Tenhamos vergonha de dispensar a saudação da paz que o Senhor nos desejou quando ia deixar este mundo. A paz é um dom e uma coisa doce, que sabemos que provém de Deus, segundo o que o Apóstolo diz: “A paz de Deus” (Fl 4,7), “Deus da Paz” (2Cor 13,11) e Deus mesmo é a paz, pois “Ele é nossa pas”(Ef 2,14). A paz é um bem recomendado a todos, mas observado por poucos. Qual é a causa disso? Quiçá o desejo do domínio, a ambição, a inveja, o aborrecimento do próximo, o desprezo ou alguma outra coisa que vemos a cada passo naqueles que desconhecem o Senhor. A paz procede de Dus, que é quem tudo une, cujo ser é unidade de sua natureza e de seu estado pacífico. Transmite-a aos anjos e às potestades do céu, que estão em constante paz com o Senhor e consigo mesmos. Também se estende por todas as criaturas que desejam a paz. Em nós, a paz subsiste, segundo o espírito de cada um, por meio da busca e exercício das virtudes, e segundo o corpo, no equilíbrio dos membros que o compõe e dos elementos que o formam. O primeiro é a beleza; o segundo, a saúde.


Beda.
Os discípulos sabiam que o Salvador era verdadeiro homem, vez que haviam tratado com Ele por longo espaço de tempo. Mas depois que o Senhor foi morto, não crêem que pudesse ressuscitar do sepulcro em verdadeira carne. Portanto, crêem que estão vendo o espírito que saiu dele no momento em que expirou. Por isto diz-se “Perturbados e espantados, pensaram estar vendo um espírito”. Aquele terror dos discípulos deu lugar à seita dos Maniqueus.

Santo Ambrósio.
Mas guiados pelos exemplos de suas virtudes, não acreditamos que João e Pedro pudessem duvidar. Porque, então, diz São Lucas que estavam espantados? Em primeiro lugar, porque a opinião de uns poucos é absorvida pela de muitos; em segundo lugar, porque, ainda que São Pedro acreditasse na ressurreição, poderia perturbar-se, pois o Senhor apareceu repentinamente, quando tudo estava fechado.

Teofilacto.
Vendo que com a saudação de paz o coração dos discípulos não se tranqüilizou, o Senhor demonstra-lhes que Ele era o Filho de Deus que conhecia os mistérios do coração, razão por que disse: “Por que estais perturbados, e por que essas dúvidas nos vossos corações?”

Beda.
Que pensamentos senão os falsos e receosos? Jesus Cristo teria perdido todos os frutos de sua paixão se não houvesse ressuscitado verdadeiramente. Como se Ele, bom agricultor, tivesse dito: o que ali plantei, encontrarei, isto é, a fé que desce aos corações porque vem do alto. Mas estes pensamentos dos discípulos não desciam do alto, mas subiam do abismo aos seus corações, como a erva daninha brota da terra.
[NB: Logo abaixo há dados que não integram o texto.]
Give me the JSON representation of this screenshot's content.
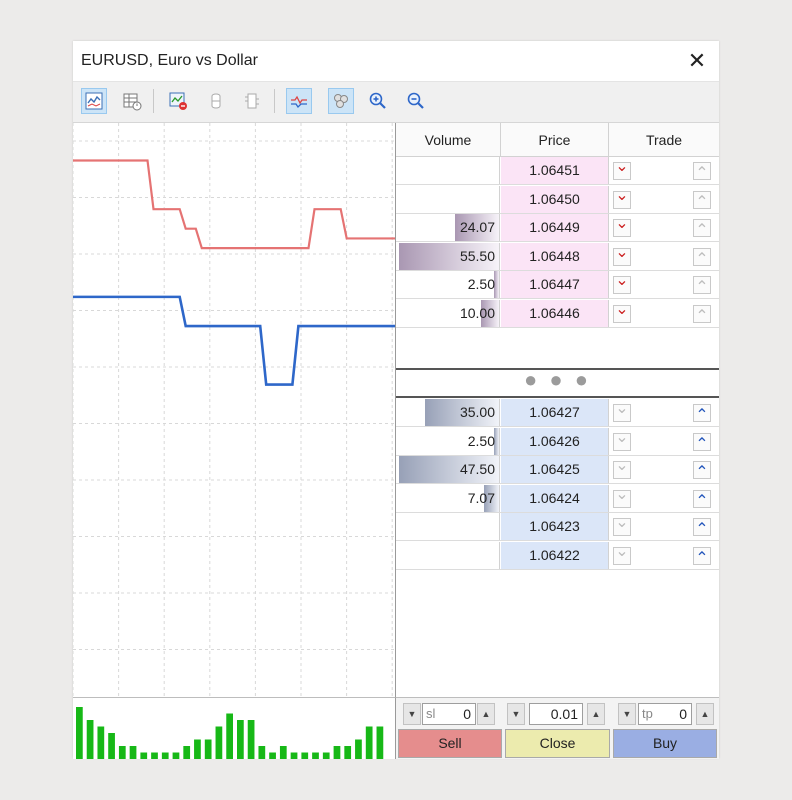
{
  "window": {
    "title": "EURUSD, Euro vs  Dollar",
    "close_glyph": "✕"
  },
  "toolbar": {
    "icons": [
      "tick-chart-icon",
      "table-icon",
      "chart-sell-icon",
      "cylinder-icon",
      "depth-icon",
      "chart-line-icon",
      "circles-icon",
      "zoom-in-icon",
      "zoom-out-icon"
    ]
  },
  "book": {
    "headers": {
      "volume": "Volume",
      "price": "Price",
      "trade": "Trade"
    },
    "asks": [
      {
        "volume": "",
        "price": "1.06451",
        "bar": 0
      },
      {
        "volume": "",
        "price": "1.06450",
        "bar": 0
      },
      {
        "volume": "24.07",
        "price": "1.06449",
        "bar": 0.44
      },
      {
        "volume": "55.50",
        "price": "1.06448",
        "bar": 1.0
      },
      {
        "volume": "2.50",
        "price": "1.06447",
        "bar": 0.05
      },
      {
        "volume": "10.00",
        "price": "1.06446",
        "bar": 0.18
      }
    ],
    "bids": [
      {
        "volume": "35.00",
        "price": "1.06427",
        "bar": 0.74
      },
      {
        "volume": "2.50",
        "price": "1.06426",
        "bar": 0.05
      },
      {
        "volume": "47.50",
        "price": "1.06425",
        "bar": 1.0
      },
      {
        "volume": "7.07",
        "price": "1.06424",
        "bar": 0.15
      },
      {
        "volume": "",
        "price": "1.06423",
        "bar": 0
      },
      {
        "volume": "",
        "price": "1.06422",
        "bar": 0
      }
    ],
    "middle_dots": "● ● ●"
  },
  "controls": {
    "sl": {
      "label": "sl",
      "value": "0"
    },
    "volume": {
      "value": "0.01"
    },
    "tp": {
      "label": "tp",
      "value": "0"
    },
    "sell_label": "Sell",
    "close_label": "Close",
    "buy_label": "Buy",
    "sell_color": "#e58d8d",
    "close_color": "#ecebae",
    "buy_color": "#9aaee3"
  },
  "colors": {
    "ask_line": "#e57373",
    "bid_line": "#2e67c9",
    "volume_bars": "#17b817"
  },
  "chart_data": {
    "type": "line",
    "series": [
      {
        "values": [
          1.06451,
          1.06451,
          1.06451,
          1.06451,
          1.06451,
          1.06446,
          1.06446,
          1.06444,
          1.06442,
          1.06442,
          1.06442,
          1.06442,
          1.06442,
          1.06442,
          1.06442,
          1.06446,
          1.06446,
          1.06443,
          1.06443,
          1.06443,
          1.06443
        ]
      },
      {
        "values": [
          1.06437,
          1.06437,
          1.06437,
          1.06437,
          1.06437,
          1.06437,
          1.06437,
          1.06434,
          1.06434,
          1.06434,
          1.06434,
          1.06434,
          1.06428,
          1.06428,
          1.06434,
          1.06434,
          1.06434,
          1.06434,
          1.06434,
          1.06434,
          1.06434
        ]
      }
    ],
    "volume_bars": [
      8,
      6,
      5,
      4,
      2,
      2,
      1,
      1,
      1,
      1,
      2,
      3,
      3,
      5,
      7,
      6,
      6,
      2,
      1,
      2,
      1,
      1,
      1,
      1,
      2,
      2,
      3,
      5,
      5
    ]
  }
}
São Cirilo ou anonimus in Cat. Graec.
Isto foi um sinal evidente de que quem agora viam não era outro que não Aquele que viram morto na cruz e colocado no sepulcro, que não ocultava a humanidade a nenhum dos que estavam.

Santo Ambrósio.
Vejamos em virtude de que graça, segundo São João, os discípulos viram e se alegraram, porque conforme São Lucas aparecem como incrédulos. Mas me parece que São João – como Apóstolo – tem um conhecimento mais alto e sublime quando expõe o que há de acontecer à humanidade. Aquele expõe em sentido histórico, este em compêndio, mas não se pode duvidar deste porque dá testemunho do que presenciou. Portanto, consideremos um e outro como certos, tendo em conta que, não obstante tenha São Lucas dito primeiro que não creram, assegura depois que o fizeram.

São Cirilo.
O Senhor querendo provar que a morte havia sido vencida e que sua natureza humana já havia deixado a corrupção, mostra-lhes em primeiro lugar as mãos, os pés e os furos dos cravos. E prossegue: “Vede minhas mãos e meus pés, sou eu mesmo”.

Teofilacto.
Disse, ademais, que lhe tocassem as mãos e os pés, quando acrescenta: “apalpai e vede: um espírito não tem carne nem ossos, como vedes que tenho”. Como se dissesse: Vós acreditais que eu sou um espírito – isto é, um fantasma – como costuma acontecer com muitos mortos ao redor de seus sepulcros, mas entendei que o espírito não tem nem carne nem ossos e eu tenho uma e outra.

Santo Ambrosio.
O Senhor disse isso para indicar-nos de forma acontecerá a ressurreição, porque o que se toca é corpo e em corpo haveremos de ressuscitar. Mas aquele será mais sutil², enquanto este é mais rude por ainda está sujeito às quedas da carne. Jesus Cristo, portanto, não entrou no recinto fechado porque sua natureza fosse incorpórea, mas porque sua natureza humana tinha as qualidades de um corpo glorioso.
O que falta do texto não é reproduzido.